The proposed rules would enact various provisions of House Bill 3648 and Senate Bill 3 — two bills adopted by the Texas Legislature this year in response to February’s statewide power outages.
Draft rules specifying how natural gas facilities are to receive “critical” designations are now under consideration by the Texas Railroad Commission. Filed September 10 by the agency’s staff, the draft rules would enact various provisions of House Bill 3648 and Senate Bill 3 — two bills adopted by the Texas Legislature this year in response to February’s statewide power outages.
House Bill 3648 directs the Railroad Commission to designate certain natural gas facilities as critical during energy emergencies. Senate Bill 3, an omnibus bill, includes various reform measures — including provisions to identify gas units critical for the state’s energy grid and to require the weatherization of such units.
“The draft rules are part of multiple collaborations our agency began during the legislative session,” said Wei Wang, RRC Executive Director. “We have been working diligently with the Public Utility Commission during the summer to ensure both our agencies’ rules on critical infrastructure go hand-in-hand.”
The draft rules would implement Section 4 of Senate Bill 3 as well as Section 1 of House Bill 3648 by specifying various criteria and processes by which natural gas facilities receive critical customer or critical gas supplier designations. If designated as critical, a natural gas facility’s operator must directly provide “Critical Customer Information” to relevant electric entities, which can include electric utilities, municipal-owned utilities and electric cooperatives, according to the proposed rules.
Critical Customer Information can include facility identification number, facility location information, emergency contact information, gas production and/or handling information, electrical power and backup power capabilities and electric utility information, according to the draft rules.
CRITICAL UNIT DESIGNATION
The rules designate the following facilities as critical: wells producing gas or casing-head gas, gas-processing plants, natural gas pipelines and pipeline facilities including compression stations, local distribution company pipelines and pipeline facilities including compressor stations, natural gas storage facilities, natural gas liquids transportation and storage facilities, and saltwater disposal facilities including saltwater disposal pipelines. “The (Railroad) Commission chooses to include these facility types, located up and down the entire natural gas supply chain, because the statistics from Winter Storm Uri reveal that during the storm, every molecule of natural gas was important,” Railroad Commission staff wrote in its September 10 filing.
The proposed new rules also require an operator of a natural gas facility designated as critical to acknowledge the facility’s critical status by filing a new form with the Railroad Commission. However, the proposed rules allow for exemptions if operators certify that their facilities are not prepared to operate during a weather emergency.
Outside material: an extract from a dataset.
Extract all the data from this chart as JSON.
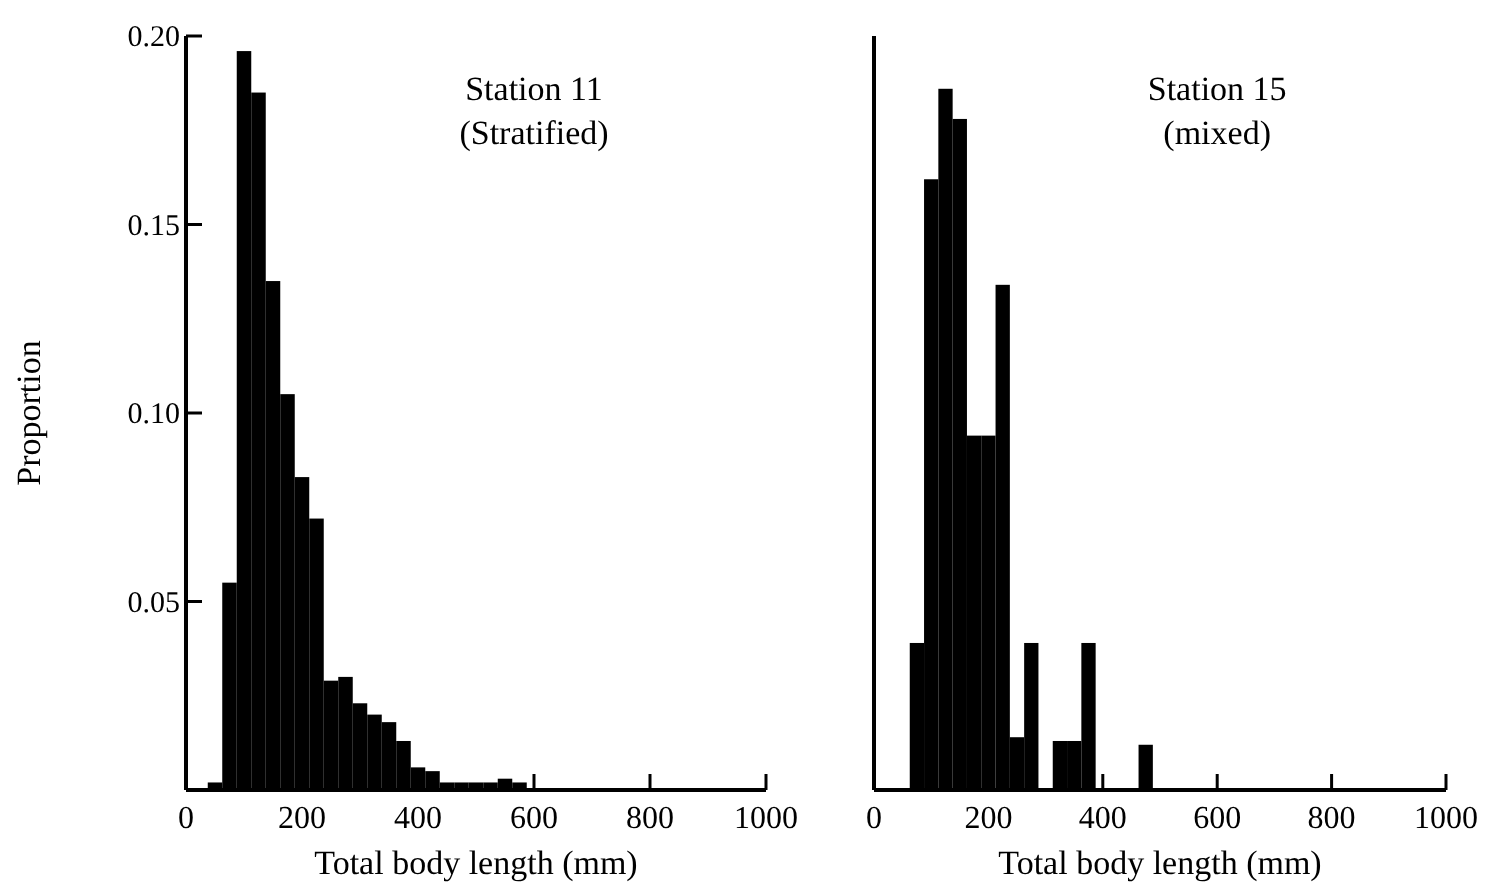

The rules create a new $1,000 penalty for operators to fail to file appropriate forms relating to critical unit designation, and a new $2,500 penalty for failure to provide critical customer information.
According to Railroad Commission staff, the cost of enforcing and administering the rules will be approximately $2.5 million in Fiscal Year 2022, $1.3 million in FY 2023, $1.2 million in FY 2024, $1.1 million in FY 2025, and $1.1 million in FY 2026. The agency estimates that 6,200 operators will be required to comply with the proposed new rule and amendments.
To enact the relevant provisions of HB 3648 and SB 3, Railroad Commission staff proposes to create a new rule, 16 Texas Administrative Code §3.65, relating to Critical Designation of Natural Gas Infrastructure. Staff also proposes to amend §3.107, relating to Penalty Guidelines for Oil and Gas Violations. However, with regard to Senate Bill 3, staff said the newly proposed rules represent only a “first step” toward its implementation.
In addition to accepting written comments pertaining to the proposed new rules, the Railroad Commission has scheduled an October 5 workshop so members of the public also can weigh in.